Суд помещался в двухэтажном домике, скучном казенном особнячке с деревянным крыльцом и двумя скамейками у входа. Ричард потоптался в коридорах, вслушиваясь, вникал. Потом ему показали судью, правда, в щелочку: тот как раз слушал какое-то дело. Судья был лет тридцати, высокий, одет аккуратно, костюм на три пуговицы, белая рубашка, галстук и поперек галстука — булавка, чтоб не болтался. В зал он смотрел вроде бы серьезно, но Ричард заметил, что глаза у него поблескивают весело и даже ехидно. Это Ричарда обнадежило — видно, с юмором парень.
Он кое-что выспросил про судью, и ему сказали две вещи: что спокойный и ленинградец. Ричарду и это понравилось — ленинградцы ребята культурные, песни должны любить…
После обеда Ричард пошел в скверик рядом с кинотеатром и молча, сосредотачиваясь, посидел там с полчаса. Потом вернулся в общежитие и вынул из чехла гитару.
Он здорово отвык от нее и с минуту смотрел как на чужую. Потом взял аккорд, и звук вышел чистый, но опять вроде бы чужой.
«Ничего, — подумал он, — главное начать».
Он спел для разгона одну песенку в четверть голоса, потом еще одну. Потом — погромче.
За два месяца усталость его не прошла, гитара в руках была тяжела и неприятна. Но он играл, он пел, все усиливая голос, пока не дошел до нормы. Потом опять взял потише, добавил хрипловатости — и получилось, самому понравилось. «Зина, Зиночка», — подумал он.
Потом вдруг пришло в голову: а женщин в тюрьме стригут? Этого он не знал, не слышал даже. Но все его мечты о больнице, о Зине, стриженой, плачущей в его руках, возникли снова, и в глазах потеплело. Но мысль — мысль работала четко, как когда-то, и из четырехсот двадцати восьми песен легко отобрались пятнадцать верных, на любую компанию, на кого угодно. Он мысленно повторил, подмурлыкивая, мелодию, слова двух-трех.
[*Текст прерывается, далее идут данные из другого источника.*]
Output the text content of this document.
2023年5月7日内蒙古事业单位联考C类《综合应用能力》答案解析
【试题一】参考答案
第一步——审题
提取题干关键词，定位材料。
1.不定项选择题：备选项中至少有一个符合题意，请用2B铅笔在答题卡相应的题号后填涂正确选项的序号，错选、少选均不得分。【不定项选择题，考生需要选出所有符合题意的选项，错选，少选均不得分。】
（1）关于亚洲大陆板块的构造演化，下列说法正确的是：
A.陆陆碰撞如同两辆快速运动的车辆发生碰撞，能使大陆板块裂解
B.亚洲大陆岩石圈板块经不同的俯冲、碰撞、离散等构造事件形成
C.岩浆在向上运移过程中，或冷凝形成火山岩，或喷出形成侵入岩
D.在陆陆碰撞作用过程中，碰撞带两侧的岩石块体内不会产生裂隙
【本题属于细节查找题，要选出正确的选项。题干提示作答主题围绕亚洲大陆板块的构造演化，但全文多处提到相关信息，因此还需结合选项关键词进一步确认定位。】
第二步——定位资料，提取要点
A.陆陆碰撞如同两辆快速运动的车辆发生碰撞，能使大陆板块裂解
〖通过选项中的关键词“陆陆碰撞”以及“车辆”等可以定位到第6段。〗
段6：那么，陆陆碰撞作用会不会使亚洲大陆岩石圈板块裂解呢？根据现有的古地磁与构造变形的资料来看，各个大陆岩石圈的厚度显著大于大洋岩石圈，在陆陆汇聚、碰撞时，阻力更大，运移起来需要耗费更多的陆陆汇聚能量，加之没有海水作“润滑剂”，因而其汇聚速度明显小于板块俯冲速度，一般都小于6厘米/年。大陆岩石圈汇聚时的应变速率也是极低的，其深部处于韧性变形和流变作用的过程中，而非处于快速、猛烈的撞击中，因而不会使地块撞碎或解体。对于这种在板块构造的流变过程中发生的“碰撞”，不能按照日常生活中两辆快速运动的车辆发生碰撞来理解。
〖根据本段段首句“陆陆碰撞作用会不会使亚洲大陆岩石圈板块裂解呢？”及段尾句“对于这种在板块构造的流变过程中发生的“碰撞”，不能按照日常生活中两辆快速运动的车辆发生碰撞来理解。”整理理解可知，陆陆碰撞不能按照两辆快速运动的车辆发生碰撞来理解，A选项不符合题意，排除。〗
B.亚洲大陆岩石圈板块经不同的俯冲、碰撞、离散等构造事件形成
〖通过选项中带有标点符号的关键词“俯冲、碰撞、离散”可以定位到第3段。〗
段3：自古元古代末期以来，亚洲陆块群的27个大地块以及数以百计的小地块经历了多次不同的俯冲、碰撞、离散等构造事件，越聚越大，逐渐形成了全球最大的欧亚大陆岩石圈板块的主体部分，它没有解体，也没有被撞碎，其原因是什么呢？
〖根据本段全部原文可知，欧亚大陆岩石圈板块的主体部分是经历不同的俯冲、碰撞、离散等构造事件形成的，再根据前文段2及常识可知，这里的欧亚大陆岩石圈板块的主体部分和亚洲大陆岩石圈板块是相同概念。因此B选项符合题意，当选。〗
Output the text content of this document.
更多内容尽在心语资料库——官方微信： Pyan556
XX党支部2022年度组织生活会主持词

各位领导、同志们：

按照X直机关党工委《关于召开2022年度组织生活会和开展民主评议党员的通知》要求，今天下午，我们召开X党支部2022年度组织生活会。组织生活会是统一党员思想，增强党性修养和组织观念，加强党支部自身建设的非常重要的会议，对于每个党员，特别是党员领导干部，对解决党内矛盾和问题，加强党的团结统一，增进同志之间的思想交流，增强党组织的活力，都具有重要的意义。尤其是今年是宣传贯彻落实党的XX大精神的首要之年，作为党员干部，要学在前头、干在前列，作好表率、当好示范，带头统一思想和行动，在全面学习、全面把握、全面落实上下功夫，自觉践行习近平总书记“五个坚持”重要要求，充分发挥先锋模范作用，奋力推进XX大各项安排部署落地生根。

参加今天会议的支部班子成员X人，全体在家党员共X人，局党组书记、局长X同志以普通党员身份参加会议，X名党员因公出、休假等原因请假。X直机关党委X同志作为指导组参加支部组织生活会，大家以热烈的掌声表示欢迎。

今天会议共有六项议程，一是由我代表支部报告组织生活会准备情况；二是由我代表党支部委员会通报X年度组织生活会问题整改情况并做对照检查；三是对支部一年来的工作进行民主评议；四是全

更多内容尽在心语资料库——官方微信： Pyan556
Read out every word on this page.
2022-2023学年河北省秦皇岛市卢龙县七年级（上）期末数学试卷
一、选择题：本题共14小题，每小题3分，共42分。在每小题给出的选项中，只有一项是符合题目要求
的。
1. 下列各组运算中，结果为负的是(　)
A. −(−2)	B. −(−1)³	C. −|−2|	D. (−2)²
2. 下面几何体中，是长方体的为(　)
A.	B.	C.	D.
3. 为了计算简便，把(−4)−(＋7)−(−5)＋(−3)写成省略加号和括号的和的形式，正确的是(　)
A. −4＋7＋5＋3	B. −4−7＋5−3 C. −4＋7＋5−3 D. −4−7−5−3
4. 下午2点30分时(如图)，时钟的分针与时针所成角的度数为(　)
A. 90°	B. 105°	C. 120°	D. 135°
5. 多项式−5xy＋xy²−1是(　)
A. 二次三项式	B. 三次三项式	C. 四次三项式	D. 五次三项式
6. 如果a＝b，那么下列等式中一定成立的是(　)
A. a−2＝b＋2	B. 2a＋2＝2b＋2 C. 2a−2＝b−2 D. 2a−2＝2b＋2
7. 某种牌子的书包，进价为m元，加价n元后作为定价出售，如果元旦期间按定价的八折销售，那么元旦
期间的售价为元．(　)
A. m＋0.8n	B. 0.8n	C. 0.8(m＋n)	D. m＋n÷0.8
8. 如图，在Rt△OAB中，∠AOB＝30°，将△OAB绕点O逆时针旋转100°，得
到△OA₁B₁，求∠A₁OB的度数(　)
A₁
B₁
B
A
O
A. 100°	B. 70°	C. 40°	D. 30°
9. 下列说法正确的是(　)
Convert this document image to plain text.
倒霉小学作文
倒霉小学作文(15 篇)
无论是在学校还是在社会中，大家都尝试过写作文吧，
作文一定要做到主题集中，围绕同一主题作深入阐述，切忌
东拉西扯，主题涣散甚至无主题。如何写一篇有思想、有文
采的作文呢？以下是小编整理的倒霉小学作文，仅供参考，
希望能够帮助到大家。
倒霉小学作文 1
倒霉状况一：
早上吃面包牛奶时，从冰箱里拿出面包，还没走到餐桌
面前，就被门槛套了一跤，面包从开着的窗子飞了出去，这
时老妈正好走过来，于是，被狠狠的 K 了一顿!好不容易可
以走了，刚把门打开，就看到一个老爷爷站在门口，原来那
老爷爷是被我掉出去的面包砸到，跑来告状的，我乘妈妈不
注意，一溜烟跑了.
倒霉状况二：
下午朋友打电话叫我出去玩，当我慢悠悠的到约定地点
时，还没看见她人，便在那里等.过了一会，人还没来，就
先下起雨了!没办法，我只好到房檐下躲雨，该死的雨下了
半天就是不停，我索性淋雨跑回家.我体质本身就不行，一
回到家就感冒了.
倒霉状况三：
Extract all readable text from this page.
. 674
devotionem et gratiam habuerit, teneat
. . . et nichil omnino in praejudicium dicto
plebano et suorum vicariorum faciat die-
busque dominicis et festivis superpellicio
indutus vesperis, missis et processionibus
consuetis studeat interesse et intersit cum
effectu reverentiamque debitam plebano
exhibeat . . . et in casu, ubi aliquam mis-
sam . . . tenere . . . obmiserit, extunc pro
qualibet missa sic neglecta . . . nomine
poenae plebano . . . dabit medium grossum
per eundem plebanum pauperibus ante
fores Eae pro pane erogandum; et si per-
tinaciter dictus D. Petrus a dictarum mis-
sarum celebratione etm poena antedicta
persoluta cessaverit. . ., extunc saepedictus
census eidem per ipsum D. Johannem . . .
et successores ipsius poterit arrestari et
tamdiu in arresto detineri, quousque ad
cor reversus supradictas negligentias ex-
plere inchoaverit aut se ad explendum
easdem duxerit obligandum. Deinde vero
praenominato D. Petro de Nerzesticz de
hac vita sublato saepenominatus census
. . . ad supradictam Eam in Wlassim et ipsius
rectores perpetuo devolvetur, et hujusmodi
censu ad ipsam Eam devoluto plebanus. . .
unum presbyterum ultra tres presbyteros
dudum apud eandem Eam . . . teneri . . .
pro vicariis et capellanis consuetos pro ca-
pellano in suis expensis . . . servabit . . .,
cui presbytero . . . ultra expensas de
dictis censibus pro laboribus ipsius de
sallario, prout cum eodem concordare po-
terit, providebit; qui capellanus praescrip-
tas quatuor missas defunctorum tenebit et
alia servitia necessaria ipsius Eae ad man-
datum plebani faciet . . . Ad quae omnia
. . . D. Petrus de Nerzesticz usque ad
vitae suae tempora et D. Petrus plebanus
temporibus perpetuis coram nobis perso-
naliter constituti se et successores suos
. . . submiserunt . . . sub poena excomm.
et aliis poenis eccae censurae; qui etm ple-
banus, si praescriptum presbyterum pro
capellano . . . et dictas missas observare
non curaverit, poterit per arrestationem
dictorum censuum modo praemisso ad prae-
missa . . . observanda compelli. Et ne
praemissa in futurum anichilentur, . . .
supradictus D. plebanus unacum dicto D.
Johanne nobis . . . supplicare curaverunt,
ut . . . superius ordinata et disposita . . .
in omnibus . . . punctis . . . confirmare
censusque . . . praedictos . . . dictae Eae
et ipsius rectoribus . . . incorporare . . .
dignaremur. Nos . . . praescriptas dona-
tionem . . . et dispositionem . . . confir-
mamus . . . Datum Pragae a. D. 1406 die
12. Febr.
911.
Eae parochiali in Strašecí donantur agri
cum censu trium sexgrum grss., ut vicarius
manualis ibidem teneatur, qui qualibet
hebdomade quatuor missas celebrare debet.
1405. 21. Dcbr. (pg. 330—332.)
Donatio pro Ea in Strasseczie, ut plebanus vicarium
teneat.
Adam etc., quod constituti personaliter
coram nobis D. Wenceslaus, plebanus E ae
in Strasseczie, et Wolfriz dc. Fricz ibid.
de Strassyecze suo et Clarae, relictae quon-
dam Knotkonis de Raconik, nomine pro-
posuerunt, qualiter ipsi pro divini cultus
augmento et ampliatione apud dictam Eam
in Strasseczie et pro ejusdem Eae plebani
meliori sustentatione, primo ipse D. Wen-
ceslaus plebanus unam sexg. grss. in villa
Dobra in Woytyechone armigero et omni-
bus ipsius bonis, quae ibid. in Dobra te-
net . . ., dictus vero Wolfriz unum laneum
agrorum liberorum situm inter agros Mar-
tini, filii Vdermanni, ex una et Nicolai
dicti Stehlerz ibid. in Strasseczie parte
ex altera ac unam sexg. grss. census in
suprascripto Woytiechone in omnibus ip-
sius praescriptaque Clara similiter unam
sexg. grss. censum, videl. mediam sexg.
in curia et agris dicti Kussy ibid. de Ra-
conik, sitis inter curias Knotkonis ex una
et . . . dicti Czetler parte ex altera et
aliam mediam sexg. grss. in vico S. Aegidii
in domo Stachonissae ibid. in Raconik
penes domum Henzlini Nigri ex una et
Затем он вышел на улицу, скромно неся гитару в левой руке.
Возле судейского особнячка он сел на скамью с гнутой спиной и стал наигрывать.
Как играть, он сейчас не думал — рука свое дело помнила. Человек шесть уже стояло рядом. Потом кто-то отошел, но Ричарда это не огорчило — тот, для кого он старался, еще не вышел.
Ричард играл легонько, пел легонько и представлял, как судья заслушается, как будет долго стоять рядом, как после спросит, где он так научился петь, а Ричард ответит:
— Так, балуюсь…
Внутри особняка почувствовалось движение, как всегда перед концом работы. Тут Ричард запел на совесть. Пел, а между песнями думал напряженно, какую за какой, чтобы самую козырную выкинуть как раз вовремя, точка в точку. Только бы клюнуло, только бы судья остановился! А там уж по лицу можно сообразить, что петь, куда вести…
Судья вышел в удачный момент: Ричард как раз начал шалую песенку про моряка в отпуске. Эта везде проходила. И правда — беглым косым взглядом Ричард заметил, что судья остановился поблизости. Не глядя на него, Ричард кончил песню, кончил длинным лихим проигрышем, и тогда только, будто в задумчивости, поднял глаза.
Судья сдержанно сказал:
— А здесь, между прочим, не клуб и не закусочная. Здесь люди работают — уважать все-таки надо…
— Да я так, балуюсь, — нагловато от растерянности выговорил Ричард загодя приготовленную фразу.
— Пора бы и перестать, — негромко, с достоинством заметил судья. — Вроде из детского возраста вышли…
— Ну, если не разрешается…
Ричард пожал плечами и усмехнулся, но улыбка вышла неловкой, жалкой. Потом взял гитару в левую руку и пошел от здания суда. Слушавшие проводили его сочувственно, но без особого сожаления.
Ричард брел потерянно, плечи его обвисли. Сунулся было в скверик при кинотеатре, но там был народ. Ричард зашел в какой-то двор, потом в другой, безлюдный. Там сел на лавочку и сгорбившись, стал думать, стал плакать обо всем, что словами назвать бы не смог. Щеки его и ресницы были сухи, плечи не вздрагивали от рыданий. Плакало что-то внутри него.
Он плакал о своей жизни — об удивительных ее радостях, которые дались даром и которые так и не сумел удержать.